Marijuana legalization is less than a week away and one NDP MP is calling on the federal government to have an agreement with the U.S. that would protect Canadians when they cross the border.

'They make no distinction,' Brian Masse says border patrol doesn't care if pot is legal in a state

NDP MP for Windsor West, Brian Masse, says the federal government should have discussed marijuana during the free trade agreement negotiations. (Jason Viau/CBC)

Pot legalization is less than a week away and one NDP MP is calling on the federal government to come to a formal agreement with the U.S. about treatment of Canadians at the border.

"I don't think we've taken that seriously enough with regards to preparation," said Brian Masse, who represents Windsor West.

He pointed to a pamphlet he got in the mail from the Government of Canada, and said there's only one line about crossing the border — which says it's illegal to take cannabis across the border — and how that isn't enough education for Canadians.
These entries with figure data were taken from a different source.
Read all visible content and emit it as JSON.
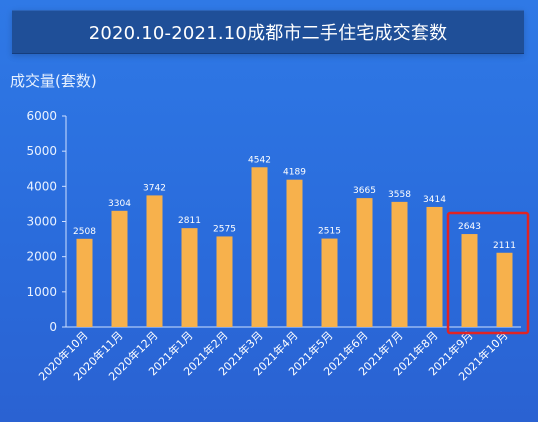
{
  "chart_data": {
    "type": "bar",
    "title": "2020.10-2021.10成都市二手住宅成交套数",
    "ylabel": "成交量(套数)",
    "xlabel": "",
    "ylim": [
      0,
      6000
    ],
    "yticks": [
      "0",
      "1000",
      "2000",
      "3000",
      "4000",
      "5000",
      "6000"
    ],
    "categories": [
      "2020年10月",
      "2020年11月",
      "2020年12月",
      "2021年1月",
      "2021年2月",
      "2021年3月",
      "2021年4月",
      "2021年5月",
      "2021年6月",
      "2021年7月",
      "2021年8月",
      "2021年9月",
      "2021年10月"
    ],
    "values": [
      2508,
      3304,
      3742,
      2811,
      2575,
      4542,
      4189,
      2515,
      3665,
      3558,
      3414,
      2643,
      2111
    ],
    "grid": false,
    "bar_color": "#f7b14c",
    "highlight": {
      "categories": [
        "2021年9月",
        "2021年10月"
      ],
      "color": "#e02424"
    }
  }
}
A statement from the U.S. Customs and Border Protection (CBP) says it doesn't matter if marijuana is legal in a state, because marijuana continues to be a controlled substance under federal law, which "supersedes state laws."

"They make no distinction, nor do they even care what a single state does. It's a federal law," said Masse.

The statement also says that Canadians who work in the legal marijuana industry in Canada crossing the border unrelated to the industry will "generally be admissible," but may be inadmissible if they're crossing for marijuana industry-related reasons.

He said the prime minister should have had this conversation with the U.S. during the United-States-Mexico-Canada Agreement negotiations.

Masse says on the pamphlet he received in the mail about cannabis, there was only one bullet point on crossing the border. (Jason Viau/CBC)

Masse said it would be dangerous for people who may leave marijuana in their car by accident, or have an odour, when they cross the border.

"Make sure you have your own house in order," said Masse. "Make sure that it's not in cars, it's not in your materials."

And people need to make sure they are "well-versed" on what to say when they cross over.

However, that doesn't mean you would lie to border officials, he said.

"If you go about that, then your repercussions are significant."

Masse wants the federal government to have an "adult conversation" with the U.S. to arrive at some sort of understanding that would protect Canadians after legalization happens.

Recreational marijuana will become legal Oct. 17 and people over the age of 19 will be able to purchase it through the online Ontario Cannabis Store.